Welcome to On the Job With, an interview series on Localiiz that chronicles the highs, lows, and unexpected quirks of various lesser-explored occupations around Hong Kong. From paint-toting plumbers to beer brewers, every job has more to it than meets the eye. For our latest exploration into weird and wonderful jobs, we chat with Karen Chan—a neon artist—about what it’s like to be one of the few female practitioners of this fading art.
“My neon-making journey is actually very complicated and long. My friends and I got the opportunity to do a neon installation in Thailand. I tried to seek other neon benders or artists in Hong Kong to teach me, but everyone refused. I turned to a glass-bending artist instead but he also doesn’t know how to do neon bending. He taught me for an hour after watching a video online. Within a week, I managed to bend some things for the piece, and then I just gave the remaining pieces to [neon master] Wong to bombard.”
“After that, I thought, maybe there are other neon vendors who would be more confident in my skills, but they still rejected to teach me. Luckily, I had the opportunity to learn neon-making in the Netherlands. It opened up my mind because my understanding of neon-making in Hong Kong is that it is only limited to bending neon and then bombarding it.
“I started the Neon Girl project maybe a year or two ago. I did workshops in Hong Kong, France, the Netherlands, and the US. I learned that neon-making is very similar in a lot of countries; a lot of craftsmen are not willing to teach all the skills to their practitioners or apprentices. In Hong Kong, they would prefer to transfer all their skills and knowledge to their family members. When you’re a stranger, they don’t want to teach you as much.”

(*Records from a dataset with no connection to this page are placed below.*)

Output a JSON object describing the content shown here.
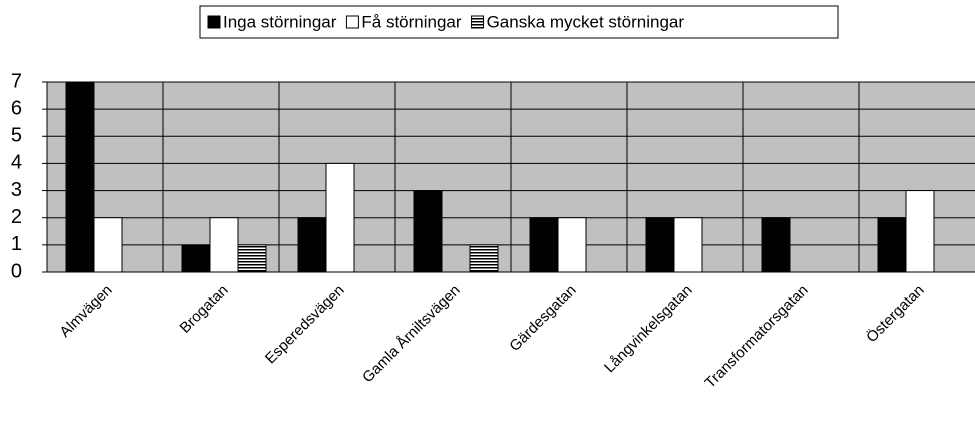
{
  "chart_data": {
    "type": "bar",
    "categories": [
      "Almvägen",
      "Brogatan",
      "Esperedsvägen",
      "Gamla Årniltsvägen",
      "Gärdesgatan",
      "Långvinkelsgatan",
      "Transformatorsgatan",
      "Östergatan"
    ],
    "series": [
      {
        "name": "Inga störningar",
        "color": "#000000",
        "values": [
          7,
          1,
          2,
          3,
          2,
          2,
          2,
          2
        ]
      },
      {
        "name": "Få störningar",
        "color": "#ffffff",
        "values": [
          2,
          2,
          4,
          0,
          2,
          2,
          0,
          3
        ]
      },
      {
        "name": "Ganska mycket störningar",
        "color": "#808080",
        "pattern": "horizontal-lines",
        "values": [
          0,
          1,
          0,
          1,
          0,
          0,
          0,
          0
        ]
      }
    ],
    "ylim": [
      0,
      7
    ],
    "yticks": [
      0,
      1,
      2,
      3,
      4,
      5,
      6,
      7
    ],
    "grid": true,
    "legend": "top"
  }
}
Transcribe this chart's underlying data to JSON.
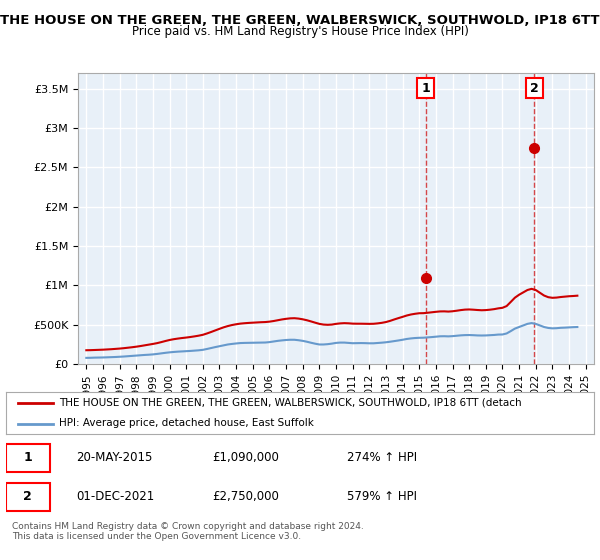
{
  "title": "THE HOUSE ON THE GREEN, THE GREEN, WALBERSWICK, SOUTHWOLD, IP18 6TT",
  "subtitle": "Price paid vs. HM Land Registry's House Price Index (HPI)",
  "title_fontsize": 10.5,
  "subtitle_fontsize": 9.5,
  "background_color": "#ffffff",
  "plot_bg_color": "#e8f0f8",
  "grid_color": "#ffffff",
  "ylim": [
    0,
    3700000
  ],
  "yticks": [
    0,
    500000,
    1000000,
    1500000,
    2000000,
    2500000,
    3000000,
    3500000
  ],
  "ytick_labels": [
    "£0",
    "£500K",
    "£1M",
    "£1.5M",
    "£2M",
    "£2.5M",
    "£3M",
    "£3.5M"
  ],
  "xlim_start": 1994.5,
  "xlim_end": 2025.5,
  "xticks": [
    1995,
    1996,
    1997,
    1998,
    1999,
    2000,
    2001,
    2002,
    2003,
    2004,
    2005,
    2006,
    2007,
    2008,
    2009,
    2010,
    2011,
    2012,
    2013,
    2014,
    2015,
    2016,
    2017,
    2018,
    2019,
    2020,
    2021,
    2022,
    2023,
    2024,
    2025
  ],
  "hpi_color": "#6699cc",
  "price_color": "#cc0000",
  "dashed_line_color": "#cc0000",
  "sale1_x": 2015.38,
  "sale1_y": 1090000,
  "sale2_x": 2021.92,
  "sale2_y": 2750000,
  "annotation1_label": "1",
  "annotation2_label": "2",
  "legend_label1": "THE HOUSE ON THE GREEN, THE GREEN, WALBERSWICK, SOUTHWOLD, IP18 6TT (detach",
  "legend_label2": "HPI: Average price, detached house, East Suffolk",
  "table_row1": [
    "1",
    "20-MAY-2015",
    "£1,090,000",
    "274% ↑ HPI"
  ],
  "table_row2": [
    "2",
    "01-DEC-2021",
    "£2,750,000",
    "579% ↑ HPI"
  ],
  "footer_text": "Contains HM Land Registry data © Crown copyright and database right 2024.\nThis data is licensed under the Open Government Licence v3.0.",
  "hpi_data_x": [
    1995.0,
    1995.25,
    1995.5,
    1995.75,
    1996.0,
    1996.25,
    1996.5,
    1996.75,
    1997.0,
    1997.25,
    1997.5,
    1997.75,
    1998.0,
    1998.25,
    1998.5,
    1998.75,
    1999.0,
    1999.25,
    1999.5,
    1999.75,
    2000.0,
    2000.25,
    2000.5,
    2000.75,
    2001.0,
    2001.25,
    2001.5,
    2001.75,
    2002.0,
    2002.25,
    2002.5,
    2002.75,
    2003.0,
    2003.25,
    2003.5,
    2003.75,
    2004.0,
    2004.25,
    2004.5,
    2004.75,
    2005.0,
    2005.25,
    2005.5,
    2005.75,
    2006.0,
    2006.25,
    2006.5,
    2006.75,
    2007.0,
    2007.25,
    2007.5,
    2007.75,
    2008.0,
    2008.25,
    2008.5,
    2008.75,
    2009.0,
    2009.25,
    2009.5,
    2009.75,
    2010.0,
    2010.25,
    2010.5,
    2010.75,
    2011.0,
    2011.25,
    2011.5,
    2011.75,
    2012.0,
    2012.25,
    2012.5,
    2012.75,
    2013.0,
    2013.25,
    2013.5,
    2013.75,
    2014.0,
    2014.25,
    2014.5,
    2014.75,
    2015.0,
    2015.25,
    2015.5,
    2015.75,
    2016.0,
    2016.25,
    2016.5,
    2016.75,
    2017.0,
    2017.25,
    2017.5,
    2017.75,
    2018.0,
    2018.25,
    2018.5,
    2018.75,
    2019.0,
    2019.25,
    2019.5,
    2019.75,
    2020.0,
    2020.25,
    2020.5,
    2020.75,
    2021.0,
    2021.25,
    2021.5,
    2021.75,
    2022.0,
    2022.25,
    2022.5,
    2022.75,
    2023.0,
    2023.25,
    2023.5,
    2023.75,
    2024.0,
    2024.25,
    2024.5
  ],
  "hpi_data_y": [
    78000,
    79000,
    81000,
    82000,
    83000,
    85000,
    87000,
    89000,
    92000,
    95000,
    99000,
    103000,
    107000,
    111000,
    115000,
    118000,
    122000,
    128000,
    135000,
    142000,
    148000,
    153000,
    157000,
    160000,
    163000,
    166000,
    170000,
    174000,
    180000,
    191000,
    203000,
    215000,
    226000,
    237000,
    248000,
    255000,
    261000,
    266000,
    268000,
    269000,
    270000,
    271000,
    272000,
    273000,
    278000,
    286000,
    294000,
    300000,
    305000,
    308000,
    308000,
    302000,
    294000,
    283000,
    270000,
    258000,
    248000,
    248000,
    252000,
    259000,
    268000,
    272000,
    272000,
    268000,
    264000,
    265000,
    266000,
    265000,
    263000,
    263000,
    267000,
    271000,
    276000,
    283000,
    291000,
    299000,
    308000,
    318000,
    325000,
    330000,
    333000,
    334000,
    338000,
    342000,
    347000,
    352000,
    353000,
    351000,
    354000,
    359000,
    364000,
    367000,
    368000,
    366000,
    363000,
    362000,
    363000,
    366000,
    369000,
    374000,
    375000,
    388000,
    418000,
    450000,
    470000,
    490000,
    510000,
    520000,
    510000,
    490000,
    470000,
    458000,
    453000,
    455000,
    460000,
    462000,
    465000,
    468000,
    470000
  ],
  "price_data_x": [
    1995.0,
    1995.25,
    1995.5,
    1995.75,
    1996.0,
    1996.25,
    1996.5,
    1996.75,
    1997.0,
    1997.25,
    1997.5,
    1997.75,
    1998.0,
    1998.25,
    1998.5,
    1998.75,
    1999.0,
    1999.25,
    1999.5,
    1999.75,
    2000.0,
    2000.25,
    2000.5,
    2000.75,
    2001.0,
    2001.25,
    2001.5,
    2001.75,
    2002.0,
    2002.25,
    2002.5,
    2002.75,
    2003.0,
    2003.25,
    2003.5,
    2003.75,
    2004.0,
    2004.25,
    2004.5,
    2004.75,
    2005.0,
    2005.25,
    2005.5,
    2005.75,
    2006.0,
    2006.25,
    2006.5,
    2006.75,
    2007.0,
    2007.25,
    2007.5,
    2007.75,
    2008.0,
    2008.25,
    2008.5,
    2008.75,
    2009.0,
    2009.25,
    2009.5,
    2009.75,
    2010.0,
    2010.25,
    2010.5,
    2010.75,
    2011.0,
    2011.25,
    2011.5,
    2011.75,
    2012.0,
    2012.25,
    2012.5,
    2012.75,
    2013.0,
    2013.25,
    2013.5,
    2013.75,
    2014.0,
    2014.25,
    2014.5,
    2014.75,
    2015.0,
    2015.25,
    2015.5,
    2015.75,
    2016.0,
    2016.25,
    2016.5,
    2016.75,
    2017.0,
    2017.25,
    2017.5,
    2017.75,
    2018.0,
    2018.25,
    2018.5,
    2018.75,
    2019.0,
    2019.25,
    2019.5,
    2019.75,
    2020.0,
    2020.25,
    2020.5,
    2020.75,
    2021.0,
    2021.25,
    2021.5,
    2021.75,
    2022.0,
    2022.25,
    2022.5,
    2022.75,
    2023.0,
    2023.25,
    2023.5,
    2023.75,
    2024.0,
    2024.25,
    2024.5
  ],
  "price_data_y": [
    175000,
    176000,
    178000,
    180000,
    182000,
    185000,
    188000,
    192000,
    196000,
    201000,
    207000,
    213000,
    220000,
    228000,
    237000,
    246000,
    255000,
    265000,
    278000,
    292000,
    305000,
    315000,
    323000,
    330000,
    336000,
    343000,
    351000,
    360000,
    371000,
    388000,
    407000,
    427000,
    447000,
    466000,
    482000,
    495000,
    505000,
    513000,
    518000,
    522000,
    525000,
    528000,
    531000,
    533000,
    538000,
    546000,
    556000,
    566000,
    574000,
    580000,
    582000,
    577000,
    568000,
    556000,
    541000,
    525000,
    510000,
    501000,
    498000,
    501000,
    510000,
    516000,
    519000,
    517000,
    513000,
    512000,
    512000,
    511000,
    510000,
    511000,
    516000,
    523000,
    533000,
    548000,
    566000,
    583000,
    599000,
    616000,
    629000,
    638000,
    645000,
    646000,
    651000,
    657000,
    663000,
    668000,
    669000,
    666000,
    670000,
    677000,
    685000,
    691000,
    693000,
    690000,
    686000,
    683000,
    685000,
    690000,
    697000,
    707000,
    714000,
    736000,
    789000,
    843000,
    880000,
    910000,
    940000,
    955000,
    940000,
    905000,
    870000,
    849000,
    841000,
    844000,
    851000,
    856000,
    861000,
    864000,
    868000
  ]
}
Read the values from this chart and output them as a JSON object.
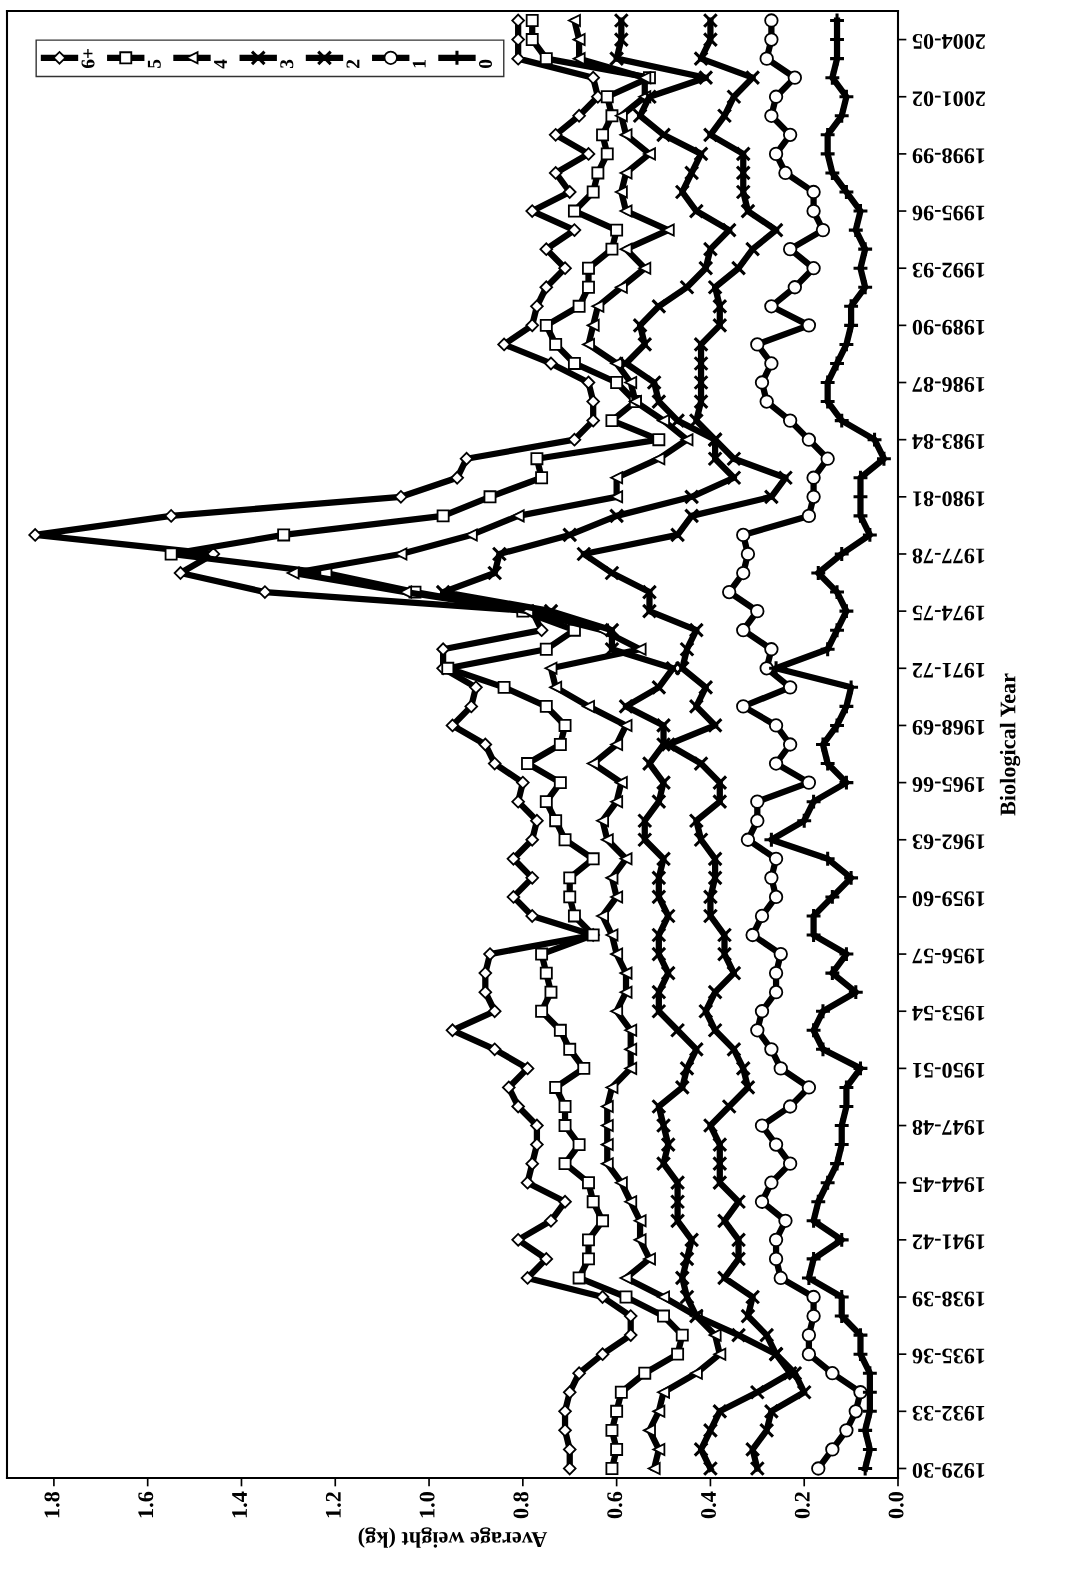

“I always define myself as a neon artist or practitioner because I am really just practising it. I also do more experiments on glass or gas, or even electricity compared to others. I am not trying to do a very precise way of neon-bending. I am trying to see how neon can expand into another genre, or like, how you can keep up with different forms.
“When I step into the neon-making world in Hong Kong, I do not feel like I am being discriminated against as a woman, even if it is a male-dominated industry. I also do not feel like I get rejected because I am a woman. But I do feel I get more attention because of my gender. I think I am quite lucky that all the male neon benders or artists that I work with also see me as their equal. But I feel that when I am struggling in terms of the creative process, it is harder to reach out to the whole community.”
“I think there are not a lot of female practitioners because it is not an easy, accessible craft. It is actually quite hard to find neon vendors or artists to learn from, or even a workshop. The other thing is that maybe a lot of people will find it dangerous. It is a hostile environment, so maybe other crafts have fewer risks involved. When you are doing neon-making, you are dealing with glass fire, so I get a lot of cuts or burns.
“I personally really like theatrical or dramatic effects of visuals, maybe because of my own background, as I studied set design. That’s perhaps why I got into neon as well, because of the visual stimuli. When I create a piece, it has to be something that is very impactful to me personally. It also depends on the concept or message that I have to convey. Then I will just draw out what I think would be good, which could work with colour as well.”
“When I am thinking of the design, I already have to think about how to install it. It has to be as precise as possible, because the piece is made with glass, and they are not cheap. After I do the design, I will use the burner to bend it. The burner could go up to maybe 600 degrees Celsius. After I bend it, I have to do another extra step called the blockage point. When the neon is lit up, there are parts that you do not want to show, so that is what you are blocking. Neon-making is actually bending a whole pattern with one shape of the glass.
“I also have to think of how to mount it. I use a supporter to mount it and then I have to put the cable in. I think one of the hardest parts is when you are bending the glass because you are dealing with fire. But you have to keep turning it while keeping it steady, and your body has to move while your hand has to be very steady. It is actually quite hard. It is a craft that needs definitely needs a lot of practice.”
“I like the piece Everybody’s a Beach Body because it promotes self-love and body positivity. I asked 13 of my girlfriends to show me their body silhouettes. Then I tried to blow the shape of the body with the glassblowing techniques, which forms into a heart shape. It shows that you should love whatever shape you have. It also gives out a special lighting effect, like when your heart is pumping so it is like you have an electrified heart.
“In order to teach someone, I really have to be very skilful. But what I could do is offer a space for people, I teach them some very simple skills, and then we just experiment together. There is no right or wrong way because I am learning as well. This is how I could see neon could thrive for new generations because there is definitely an interest in it.”
“As a neon practitioner, it means that I am still learning something new constantly, every day. Neon has become the teacher which I did not anticipate. Whenever I talk to a new neon artist or benders, I always learn something, whether it is about chemicals, physics, or it could be completely non-neon-related. I learned how different cultures form and that surprises me every time how the tiniest of details can represent a culture.
“Neon allows me to draw the similarities between life and glass. Life is hard but fragile, just like glass which can break easily. But at the same, when it breaks, you can always mend it. Like life, it has a lot of twists, turns, and bends. It just depends on how you want to shape it.”
This interview has been edited for length and clarity.